Drugs of choice for RA patients having CKD :

  • Tylenol (generic acetaminophen) is often the best choice for people with high blood pressure, heart failure, or kidney problems.
  • HCQ: All lupus nephritis patients are recommended to take hydroxychloroquine (HCQ) to reduce the risk of kidney flares, end-stage kidney disease (ESKD), and death.
  • Diclofenac: When used at the lowest effective dose for the shortest dose duration, diclofenac may be well tolerated in patients with renal impairment. Diclofenac should be considered in mild to moderate cases of CKD.

Future prospects of anti-TNF treatments: TNF (tumor necrosis factor alpha) is a pleiotropic cytokine produced primarily by activated macrophages that is widely implicated in immune regulation. TNF is now better understood for its role in inflammatory and autoimmune diseases like sepsis, rheumatoid arthritis, inflammatory bowel disease, psoriasis, and multiple sclerosis. TNF has been implicated in the inflammatory cascade leading to renal injury, which is common in inflammatory and autoimmune diseases. TNF and its receptors in renal inflammatory diseases, as well as the future potential of anti-TNF treatments Infliximab, an anti-TNF antibody, may also be beneficial in lupus nephritis, and the results of an ongoing controlled clinical trial are expected soon. 

Conclusion: According to the researchers, doctors should check rheumatoid arthritis patients for signs of kidney problems on a regular basis.

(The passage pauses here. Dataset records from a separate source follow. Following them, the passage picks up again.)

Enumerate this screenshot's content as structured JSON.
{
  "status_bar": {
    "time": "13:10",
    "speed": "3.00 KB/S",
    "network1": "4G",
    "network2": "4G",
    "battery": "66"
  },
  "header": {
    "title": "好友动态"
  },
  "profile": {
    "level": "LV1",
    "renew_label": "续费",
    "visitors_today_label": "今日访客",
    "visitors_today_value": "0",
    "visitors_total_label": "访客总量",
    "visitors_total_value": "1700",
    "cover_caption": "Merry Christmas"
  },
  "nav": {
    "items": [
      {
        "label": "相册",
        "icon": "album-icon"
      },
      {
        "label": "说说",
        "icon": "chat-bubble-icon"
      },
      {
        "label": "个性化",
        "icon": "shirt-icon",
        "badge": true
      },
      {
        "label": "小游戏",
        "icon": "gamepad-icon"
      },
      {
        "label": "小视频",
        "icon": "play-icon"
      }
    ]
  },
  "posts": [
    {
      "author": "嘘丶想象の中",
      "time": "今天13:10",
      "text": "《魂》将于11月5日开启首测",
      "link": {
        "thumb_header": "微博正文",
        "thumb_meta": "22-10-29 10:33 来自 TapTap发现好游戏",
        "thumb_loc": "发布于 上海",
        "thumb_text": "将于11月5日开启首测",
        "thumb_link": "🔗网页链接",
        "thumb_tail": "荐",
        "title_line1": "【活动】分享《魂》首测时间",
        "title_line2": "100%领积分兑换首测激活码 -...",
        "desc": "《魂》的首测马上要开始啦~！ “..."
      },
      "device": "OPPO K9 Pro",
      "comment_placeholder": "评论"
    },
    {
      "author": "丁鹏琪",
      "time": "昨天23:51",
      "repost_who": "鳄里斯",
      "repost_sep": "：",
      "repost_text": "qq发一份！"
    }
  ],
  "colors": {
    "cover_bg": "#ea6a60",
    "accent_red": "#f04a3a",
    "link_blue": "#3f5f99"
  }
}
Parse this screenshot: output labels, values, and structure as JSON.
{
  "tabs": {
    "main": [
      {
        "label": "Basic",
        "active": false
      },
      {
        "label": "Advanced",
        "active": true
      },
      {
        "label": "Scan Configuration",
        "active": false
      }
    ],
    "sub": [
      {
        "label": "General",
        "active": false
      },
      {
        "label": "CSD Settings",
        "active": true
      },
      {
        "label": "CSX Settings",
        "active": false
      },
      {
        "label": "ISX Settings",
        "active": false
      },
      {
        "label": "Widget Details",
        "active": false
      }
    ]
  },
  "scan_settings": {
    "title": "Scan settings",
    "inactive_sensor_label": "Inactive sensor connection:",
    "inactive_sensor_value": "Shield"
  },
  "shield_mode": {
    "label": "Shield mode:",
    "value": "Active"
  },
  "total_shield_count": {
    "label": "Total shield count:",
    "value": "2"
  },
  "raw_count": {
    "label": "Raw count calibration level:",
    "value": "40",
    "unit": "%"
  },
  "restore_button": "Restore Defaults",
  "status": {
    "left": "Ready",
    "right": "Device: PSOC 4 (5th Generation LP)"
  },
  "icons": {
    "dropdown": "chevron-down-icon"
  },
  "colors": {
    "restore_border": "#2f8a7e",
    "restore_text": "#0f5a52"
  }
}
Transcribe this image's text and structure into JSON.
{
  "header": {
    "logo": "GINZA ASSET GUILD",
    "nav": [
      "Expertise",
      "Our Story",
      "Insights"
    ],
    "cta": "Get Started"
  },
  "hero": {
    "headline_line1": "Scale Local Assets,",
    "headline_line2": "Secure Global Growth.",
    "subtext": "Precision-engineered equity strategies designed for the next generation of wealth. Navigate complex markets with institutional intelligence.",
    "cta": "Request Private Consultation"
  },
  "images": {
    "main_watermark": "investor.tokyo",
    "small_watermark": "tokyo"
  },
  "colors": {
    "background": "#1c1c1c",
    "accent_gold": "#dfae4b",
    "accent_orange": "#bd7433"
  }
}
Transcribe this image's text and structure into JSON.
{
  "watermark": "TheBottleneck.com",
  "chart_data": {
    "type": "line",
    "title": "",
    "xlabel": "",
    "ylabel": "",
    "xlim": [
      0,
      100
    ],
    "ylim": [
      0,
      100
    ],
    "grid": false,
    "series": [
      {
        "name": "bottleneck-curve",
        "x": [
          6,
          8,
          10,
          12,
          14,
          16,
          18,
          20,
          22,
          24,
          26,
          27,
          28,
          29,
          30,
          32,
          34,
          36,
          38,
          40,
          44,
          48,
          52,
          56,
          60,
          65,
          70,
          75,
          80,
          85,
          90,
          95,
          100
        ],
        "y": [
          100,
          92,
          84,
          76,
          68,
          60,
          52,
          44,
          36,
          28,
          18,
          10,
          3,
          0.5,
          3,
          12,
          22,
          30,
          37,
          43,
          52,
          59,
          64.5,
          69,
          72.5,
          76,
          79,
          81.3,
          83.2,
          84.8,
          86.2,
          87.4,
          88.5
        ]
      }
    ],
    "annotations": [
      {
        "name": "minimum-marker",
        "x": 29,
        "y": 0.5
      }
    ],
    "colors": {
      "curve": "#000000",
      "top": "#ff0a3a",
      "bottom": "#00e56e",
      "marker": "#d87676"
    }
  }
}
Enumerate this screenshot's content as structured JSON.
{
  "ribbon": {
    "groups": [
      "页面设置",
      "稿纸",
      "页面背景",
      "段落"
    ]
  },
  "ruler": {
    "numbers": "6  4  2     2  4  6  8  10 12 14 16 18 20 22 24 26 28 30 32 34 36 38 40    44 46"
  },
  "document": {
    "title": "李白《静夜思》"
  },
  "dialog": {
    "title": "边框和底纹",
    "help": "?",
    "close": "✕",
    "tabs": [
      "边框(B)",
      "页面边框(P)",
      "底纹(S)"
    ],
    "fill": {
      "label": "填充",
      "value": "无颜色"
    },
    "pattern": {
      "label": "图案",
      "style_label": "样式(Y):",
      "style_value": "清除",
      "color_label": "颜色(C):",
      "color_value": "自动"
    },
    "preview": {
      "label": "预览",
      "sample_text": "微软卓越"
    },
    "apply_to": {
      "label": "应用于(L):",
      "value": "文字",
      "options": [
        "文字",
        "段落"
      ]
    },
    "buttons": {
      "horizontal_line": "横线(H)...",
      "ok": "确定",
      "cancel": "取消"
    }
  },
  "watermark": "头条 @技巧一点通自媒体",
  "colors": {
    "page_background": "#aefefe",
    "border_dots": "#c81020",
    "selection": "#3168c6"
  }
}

Patients must control their blood pressure, consume a low-salt diet, and reduce or discontinue the use of medications that can harm their kidneys, such as nonsteroidal anti-inflammatory drugs (NSAIDS). This is particularly pertinent to the RA patients and alternative therapeutic options can be undertaken to achieve better outcomes. In CKD patients, with RA, glucocorticoids, acetaminophen, metamizol/dipyrone, or opioids can be used instead of NSAIDs.

Healthy rheumatoid arthritis kidney donors have favorable outcomes, with no increased risk of decline in renal function, end-stage renal disease, or death.